SOIL CHARCOAL FROM SHRUBLANDS TO SUB-ALPINE FORESTS IN THE COLORADO FRONT RANGE

Soil charcoal may be sequestered for millennia in temperate forest soils and this is important given that >80% of terrestrial organic carbon (C) is in soils. We measured this super-passive soil C pool, composed of biomass-derived charcoal, which is the legacy of wildland fires. Our objective is to quantify soil charcoal from foothills shrublands upslope to subalpine forests along the Colorado Front Range where natural wildland fire is and has been an important disturbance component. We hypothesize differences in fire regimes over the millennia have resulted in variable soil charcoal amounts. Geospatial data were used to place random sample plots in foothills shrublands (Cercocarpus montanus), and four forest types; ponderosa pine (Pinus ponderosa), Douglas-fir (Pseudotsuga menziesii), lodgepole pine (Pinus contorta) and spruce-fir (Picea engelmannii – Abies lasiocarpa). Sample plots were stratified to an easterly aspect, 10-30% slopes, and a central 200 m elevation band within each vegetation type. Soil samples (0-10 cm depth) were collected and analyzed for total soil C and soil charcoal C via chemical digestion and dry combustion techniques.

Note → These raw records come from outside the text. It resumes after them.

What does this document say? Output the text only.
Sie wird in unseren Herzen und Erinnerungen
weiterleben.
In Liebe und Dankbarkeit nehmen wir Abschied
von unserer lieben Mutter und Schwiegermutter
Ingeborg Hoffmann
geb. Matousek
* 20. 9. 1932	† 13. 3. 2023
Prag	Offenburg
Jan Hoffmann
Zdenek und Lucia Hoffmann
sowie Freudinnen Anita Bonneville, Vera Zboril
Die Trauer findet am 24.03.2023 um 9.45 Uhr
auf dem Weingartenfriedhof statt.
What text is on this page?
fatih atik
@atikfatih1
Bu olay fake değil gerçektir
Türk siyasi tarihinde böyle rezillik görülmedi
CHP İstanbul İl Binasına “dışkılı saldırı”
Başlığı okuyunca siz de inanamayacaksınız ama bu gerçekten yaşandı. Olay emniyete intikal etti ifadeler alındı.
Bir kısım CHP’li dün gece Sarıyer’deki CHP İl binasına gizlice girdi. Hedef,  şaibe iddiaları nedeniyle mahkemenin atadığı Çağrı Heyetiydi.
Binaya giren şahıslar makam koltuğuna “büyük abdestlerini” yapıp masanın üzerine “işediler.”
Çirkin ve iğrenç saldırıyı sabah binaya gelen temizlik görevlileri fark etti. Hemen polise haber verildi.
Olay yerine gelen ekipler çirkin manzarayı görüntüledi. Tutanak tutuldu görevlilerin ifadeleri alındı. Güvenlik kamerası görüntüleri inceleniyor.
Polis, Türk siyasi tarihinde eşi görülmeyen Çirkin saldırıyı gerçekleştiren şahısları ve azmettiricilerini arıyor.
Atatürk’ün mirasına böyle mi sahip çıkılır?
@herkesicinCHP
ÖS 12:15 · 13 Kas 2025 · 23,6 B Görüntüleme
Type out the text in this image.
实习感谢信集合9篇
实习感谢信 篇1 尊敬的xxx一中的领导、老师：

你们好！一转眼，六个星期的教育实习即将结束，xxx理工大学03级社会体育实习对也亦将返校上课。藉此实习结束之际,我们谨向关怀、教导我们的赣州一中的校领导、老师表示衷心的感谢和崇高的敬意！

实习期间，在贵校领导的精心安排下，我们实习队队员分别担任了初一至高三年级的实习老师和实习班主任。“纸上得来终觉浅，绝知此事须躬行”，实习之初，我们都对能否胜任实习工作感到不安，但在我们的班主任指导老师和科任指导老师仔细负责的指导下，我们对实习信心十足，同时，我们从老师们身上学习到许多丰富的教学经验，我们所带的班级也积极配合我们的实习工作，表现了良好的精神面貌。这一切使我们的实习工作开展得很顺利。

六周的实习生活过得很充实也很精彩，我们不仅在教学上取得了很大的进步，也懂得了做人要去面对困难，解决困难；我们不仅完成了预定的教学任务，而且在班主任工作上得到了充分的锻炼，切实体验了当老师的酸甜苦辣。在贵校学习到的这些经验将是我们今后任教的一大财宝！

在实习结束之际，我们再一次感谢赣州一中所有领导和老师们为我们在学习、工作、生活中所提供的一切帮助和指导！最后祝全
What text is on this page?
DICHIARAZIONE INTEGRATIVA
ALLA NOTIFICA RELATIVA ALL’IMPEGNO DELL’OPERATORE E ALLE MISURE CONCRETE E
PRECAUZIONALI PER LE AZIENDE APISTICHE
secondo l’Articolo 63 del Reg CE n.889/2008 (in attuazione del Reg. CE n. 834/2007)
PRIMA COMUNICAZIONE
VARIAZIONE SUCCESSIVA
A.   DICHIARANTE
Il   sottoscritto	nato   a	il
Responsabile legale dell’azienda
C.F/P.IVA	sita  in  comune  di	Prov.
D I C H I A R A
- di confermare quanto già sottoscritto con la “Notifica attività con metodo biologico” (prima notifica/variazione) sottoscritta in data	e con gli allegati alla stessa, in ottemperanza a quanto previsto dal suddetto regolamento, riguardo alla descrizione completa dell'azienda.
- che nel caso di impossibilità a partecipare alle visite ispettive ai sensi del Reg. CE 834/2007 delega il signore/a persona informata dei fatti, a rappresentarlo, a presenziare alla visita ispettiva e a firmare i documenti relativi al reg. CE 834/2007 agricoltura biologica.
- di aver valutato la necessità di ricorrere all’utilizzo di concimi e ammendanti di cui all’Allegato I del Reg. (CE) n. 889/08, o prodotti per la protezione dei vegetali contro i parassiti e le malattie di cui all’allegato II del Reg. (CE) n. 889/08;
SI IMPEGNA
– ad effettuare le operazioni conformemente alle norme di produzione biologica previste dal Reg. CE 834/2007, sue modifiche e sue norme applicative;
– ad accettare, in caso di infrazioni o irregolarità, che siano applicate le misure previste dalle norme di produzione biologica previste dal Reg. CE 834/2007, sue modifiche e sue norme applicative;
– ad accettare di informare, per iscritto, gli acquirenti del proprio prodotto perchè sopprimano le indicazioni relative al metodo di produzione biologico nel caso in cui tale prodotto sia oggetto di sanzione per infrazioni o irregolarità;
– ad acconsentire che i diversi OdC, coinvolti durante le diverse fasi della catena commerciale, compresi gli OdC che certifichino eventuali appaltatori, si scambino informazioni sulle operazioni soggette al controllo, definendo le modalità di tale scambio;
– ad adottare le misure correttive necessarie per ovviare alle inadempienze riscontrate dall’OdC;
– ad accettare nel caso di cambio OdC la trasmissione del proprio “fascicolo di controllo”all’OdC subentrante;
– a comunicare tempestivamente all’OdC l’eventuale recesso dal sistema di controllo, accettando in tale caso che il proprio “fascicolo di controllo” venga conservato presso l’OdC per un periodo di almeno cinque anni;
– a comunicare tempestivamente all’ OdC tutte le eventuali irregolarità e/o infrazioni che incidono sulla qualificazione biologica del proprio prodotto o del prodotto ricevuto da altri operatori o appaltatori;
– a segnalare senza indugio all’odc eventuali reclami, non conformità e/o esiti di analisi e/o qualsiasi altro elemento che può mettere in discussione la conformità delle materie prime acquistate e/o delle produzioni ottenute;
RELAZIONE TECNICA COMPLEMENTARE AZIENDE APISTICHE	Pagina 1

Soil charcoal is most abundant in spruce-fir soils (1.9 +/- 0.92 Mg C/ha) with roughly equivalent amounts in lodgepole pine and ponderosa pine soils (1.4 +/- 1.02 Mg C/ha and 1.4 +/- 0.54 Mg C/ha respectively). The pattern of more soil charcoal observed at higher elevations has been identified in other studies. Charcoal is least abundant in Douglas-fir and foothills shrubland soils (1.0 +/- 0.67 and 0.54 +/- 0.44 Mg C/ha respectively). Overall, soil charcoal is four times more abundant in spruce-fir forests than in foothills shrublands. Spruce-fir forests have the most above ground biomass, slower decomposition rates and a less frequent mean fire return interval than the other four types. Foothills shrublands have the least biomass, comparatively rapid decomposition rates and a more frequent mean fire return interval. We propose that high biomass and slow turnover rates in the spruce-fir forests creates conditions for net soil charcoal accumulation.